Tuesday, September 16, 2008

blast from the past / something equally cliche regarding nostalgia

The last week or so has been a strange one over here at Plays One... I had just started writing an essay about me potentially having an anger problem (this is still up for debate, I suppose?), when, that very evening, I was contacted by one of the possible stars of said essay, my college roommate. We hadn't spoken in about four years. And the essay, in part, was about how I've had more than a little trouble letting go of how quickly and sourly our friendship ended during our last year at school. I've even discussed it in therapy at length. In the last four years or so, her name would be mentioned, or something would remind me of her, and I would become angry. I often had dreams where, for one reason or another -- never logical, mind you -- I would have to once again share an apartment with her, and I would wake up livid. It was strange. I had rarely felt such anger before; the only other person I felt that contempt for (another star of my little essay, my stepfather) -- I felt with reasonable cause.

In college (prior to the festering anger), my roommate and I could have definitely been considered friends in love. Not in love romantically, but very much infatuated with our friendship and platonic love for one another. We shared almost everything. We lived for cooking and baking together. We even fell in love at the same time, with boys who were also roommates. We were disgustingly adorable.

And then, well, things unraveled. I've written about that at length, and I don't need to rehash it. It was difficult, and, well, then came the blinding anger.

Fast forward to about a week ago: she contacted me. It was a pleasant message - asking me how I was and saying that she often thought about me - and I responded the next day. I barely thought about not replying, actually. And I didn't reply in a snarky, snotty way (yay for emotional growth!). I asked about her, what she's doing, about her husband (she married her above mentioned roommate), her family, her cat. I felt eerily settled as I drafted my response (which I remember to check pretty thoroughly for grammatical errors because who wants to look dumb to someone who has two post-grad degrees?), and sent it off.

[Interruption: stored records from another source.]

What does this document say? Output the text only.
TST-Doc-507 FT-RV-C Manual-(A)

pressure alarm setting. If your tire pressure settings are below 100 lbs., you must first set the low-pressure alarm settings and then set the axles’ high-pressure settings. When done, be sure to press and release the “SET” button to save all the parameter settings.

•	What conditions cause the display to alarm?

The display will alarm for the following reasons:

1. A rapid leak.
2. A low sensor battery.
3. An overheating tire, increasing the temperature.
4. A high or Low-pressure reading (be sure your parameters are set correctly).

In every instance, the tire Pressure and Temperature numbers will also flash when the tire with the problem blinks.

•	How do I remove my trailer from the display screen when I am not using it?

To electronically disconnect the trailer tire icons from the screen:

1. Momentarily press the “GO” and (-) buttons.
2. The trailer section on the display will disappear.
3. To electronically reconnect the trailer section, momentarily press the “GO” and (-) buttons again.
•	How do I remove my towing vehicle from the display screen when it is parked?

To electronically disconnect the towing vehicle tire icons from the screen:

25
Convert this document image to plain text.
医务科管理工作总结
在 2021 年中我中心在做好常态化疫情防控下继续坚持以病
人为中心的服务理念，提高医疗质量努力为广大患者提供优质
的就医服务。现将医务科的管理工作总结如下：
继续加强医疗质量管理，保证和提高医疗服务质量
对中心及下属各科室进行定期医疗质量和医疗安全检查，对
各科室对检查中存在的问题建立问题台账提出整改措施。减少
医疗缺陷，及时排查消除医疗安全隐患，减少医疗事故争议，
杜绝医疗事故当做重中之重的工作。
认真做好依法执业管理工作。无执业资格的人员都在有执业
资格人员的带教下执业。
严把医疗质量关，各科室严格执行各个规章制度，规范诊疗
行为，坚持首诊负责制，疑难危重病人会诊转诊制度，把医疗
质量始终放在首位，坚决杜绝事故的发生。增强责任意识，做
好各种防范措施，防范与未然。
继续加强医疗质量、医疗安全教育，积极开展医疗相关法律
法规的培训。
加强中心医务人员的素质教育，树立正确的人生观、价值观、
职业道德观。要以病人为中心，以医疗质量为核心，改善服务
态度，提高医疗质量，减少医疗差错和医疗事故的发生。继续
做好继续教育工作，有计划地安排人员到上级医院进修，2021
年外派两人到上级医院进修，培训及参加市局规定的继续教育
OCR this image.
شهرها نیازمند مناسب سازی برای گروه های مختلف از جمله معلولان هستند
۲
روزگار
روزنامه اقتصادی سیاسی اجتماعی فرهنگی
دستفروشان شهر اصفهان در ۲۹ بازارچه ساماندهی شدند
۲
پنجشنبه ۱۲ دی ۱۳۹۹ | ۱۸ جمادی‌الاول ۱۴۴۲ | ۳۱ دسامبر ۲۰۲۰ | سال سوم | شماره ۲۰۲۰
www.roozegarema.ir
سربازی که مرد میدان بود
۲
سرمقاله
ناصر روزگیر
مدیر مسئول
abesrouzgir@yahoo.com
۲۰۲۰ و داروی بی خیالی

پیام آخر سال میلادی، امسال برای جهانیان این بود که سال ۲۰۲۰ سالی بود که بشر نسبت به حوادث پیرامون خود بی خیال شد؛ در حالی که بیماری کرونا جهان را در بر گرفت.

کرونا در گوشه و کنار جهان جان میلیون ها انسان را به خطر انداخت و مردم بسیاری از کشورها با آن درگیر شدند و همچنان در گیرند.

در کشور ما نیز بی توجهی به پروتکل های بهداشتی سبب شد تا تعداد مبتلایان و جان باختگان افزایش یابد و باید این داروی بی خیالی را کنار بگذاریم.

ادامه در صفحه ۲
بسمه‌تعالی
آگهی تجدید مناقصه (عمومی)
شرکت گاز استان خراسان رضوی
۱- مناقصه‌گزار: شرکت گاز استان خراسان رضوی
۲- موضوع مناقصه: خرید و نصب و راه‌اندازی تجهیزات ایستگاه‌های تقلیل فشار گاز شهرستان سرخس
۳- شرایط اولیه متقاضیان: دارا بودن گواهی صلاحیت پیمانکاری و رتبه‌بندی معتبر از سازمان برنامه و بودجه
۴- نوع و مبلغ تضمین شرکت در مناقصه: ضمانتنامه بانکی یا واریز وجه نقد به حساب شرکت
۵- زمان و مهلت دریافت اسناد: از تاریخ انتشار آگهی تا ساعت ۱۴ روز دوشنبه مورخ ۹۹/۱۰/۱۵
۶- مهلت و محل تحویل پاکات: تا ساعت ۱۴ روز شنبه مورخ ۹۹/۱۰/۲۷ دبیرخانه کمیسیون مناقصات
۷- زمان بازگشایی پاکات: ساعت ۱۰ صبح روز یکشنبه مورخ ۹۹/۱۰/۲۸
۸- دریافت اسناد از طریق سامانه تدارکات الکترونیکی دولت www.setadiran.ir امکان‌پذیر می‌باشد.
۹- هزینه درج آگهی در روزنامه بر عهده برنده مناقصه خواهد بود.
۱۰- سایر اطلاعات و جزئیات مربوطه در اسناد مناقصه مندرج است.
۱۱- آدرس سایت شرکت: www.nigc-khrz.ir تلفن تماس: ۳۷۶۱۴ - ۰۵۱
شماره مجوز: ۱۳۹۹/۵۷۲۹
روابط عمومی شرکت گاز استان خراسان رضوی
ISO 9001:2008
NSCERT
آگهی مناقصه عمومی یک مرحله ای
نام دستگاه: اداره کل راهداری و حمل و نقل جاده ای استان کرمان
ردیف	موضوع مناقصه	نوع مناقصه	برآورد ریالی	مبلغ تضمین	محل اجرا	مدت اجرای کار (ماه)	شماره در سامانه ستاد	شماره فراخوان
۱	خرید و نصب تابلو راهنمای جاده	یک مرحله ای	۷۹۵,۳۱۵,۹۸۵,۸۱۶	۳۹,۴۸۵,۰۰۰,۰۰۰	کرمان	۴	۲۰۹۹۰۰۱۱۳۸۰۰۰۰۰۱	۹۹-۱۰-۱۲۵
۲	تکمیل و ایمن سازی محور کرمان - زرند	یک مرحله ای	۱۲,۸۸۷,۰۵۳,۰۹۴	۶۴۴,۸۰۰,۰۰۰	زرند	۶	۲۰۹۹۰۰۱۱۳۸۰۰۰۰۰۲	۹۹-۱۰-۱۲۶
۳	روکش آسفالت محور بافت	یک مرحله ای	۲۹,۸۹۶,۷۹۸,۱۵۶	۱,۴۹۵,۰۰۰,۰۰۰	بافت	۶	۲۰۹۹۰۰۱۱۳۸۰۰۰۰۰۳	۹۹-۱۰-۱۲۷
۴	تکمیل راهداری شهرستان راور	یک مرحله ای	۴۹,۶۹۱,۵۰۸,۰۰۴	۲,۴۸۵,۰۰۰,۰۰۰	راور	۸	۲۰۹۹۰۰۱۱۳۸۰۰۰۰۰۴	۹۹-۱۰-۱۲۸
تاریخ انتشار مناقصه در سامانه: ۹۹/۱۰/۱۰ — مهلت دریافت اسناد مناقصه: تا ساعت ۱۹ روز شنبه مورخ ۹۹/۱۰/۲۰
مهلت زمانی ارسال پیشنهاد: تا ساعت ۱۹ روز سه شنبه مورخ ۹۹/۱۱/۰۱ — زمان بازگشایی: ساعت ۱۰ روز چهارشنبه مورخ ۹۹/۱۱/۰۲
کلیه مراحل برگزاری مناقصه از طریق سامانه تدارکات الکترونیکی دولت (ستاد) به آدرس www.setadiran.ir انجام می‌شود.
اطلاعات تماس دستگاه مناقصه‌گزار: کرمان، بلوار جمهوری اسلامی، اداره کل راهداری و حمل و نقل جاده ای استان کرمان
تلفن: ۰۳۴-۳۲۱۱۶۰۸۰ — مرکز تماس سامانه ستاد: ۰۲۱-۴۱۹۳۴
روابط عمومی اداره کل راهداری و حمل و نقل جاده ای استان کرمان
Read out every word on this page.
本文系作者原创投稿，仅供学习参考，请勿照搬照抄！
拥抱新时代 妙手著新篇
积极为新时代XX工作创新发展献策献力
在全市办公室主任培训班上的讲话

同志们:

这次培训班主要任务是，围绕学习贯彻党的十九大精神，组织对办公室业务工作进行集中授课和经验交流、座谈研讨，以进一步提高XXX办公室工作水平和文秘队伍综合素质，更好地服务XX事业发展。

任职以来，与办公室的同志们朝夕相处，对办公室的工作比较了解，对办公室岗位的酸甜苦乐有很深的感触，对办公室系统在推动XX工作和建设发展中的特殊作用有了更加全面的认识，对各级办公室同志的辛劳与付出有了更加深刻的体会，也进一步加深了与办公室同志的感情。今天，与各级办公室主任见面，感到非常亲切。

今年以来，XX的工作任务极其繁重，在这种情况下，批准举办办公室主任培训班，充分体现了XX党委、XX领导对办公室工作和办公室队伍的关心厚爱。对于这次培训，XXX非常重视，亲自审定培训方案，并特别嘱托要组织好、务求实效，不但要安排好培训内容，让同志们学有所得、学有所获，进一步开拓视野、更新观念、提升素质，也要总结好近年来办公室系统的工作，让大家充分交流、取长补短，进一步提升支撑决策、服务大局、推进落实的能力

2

We've written once or twice since then, and its been very friendly and warm. I thanked her for contacting me. I know the condensed version of what she and her husband have been up to. So I suppose I'm through with my long-winded, barely rational rage.

Which is positive, right? Even if I haven't written another word of the essay I started. Damn devilish muse.

Having said all of this, still no response from this past. But I guess I'm not angry. Just disappointed.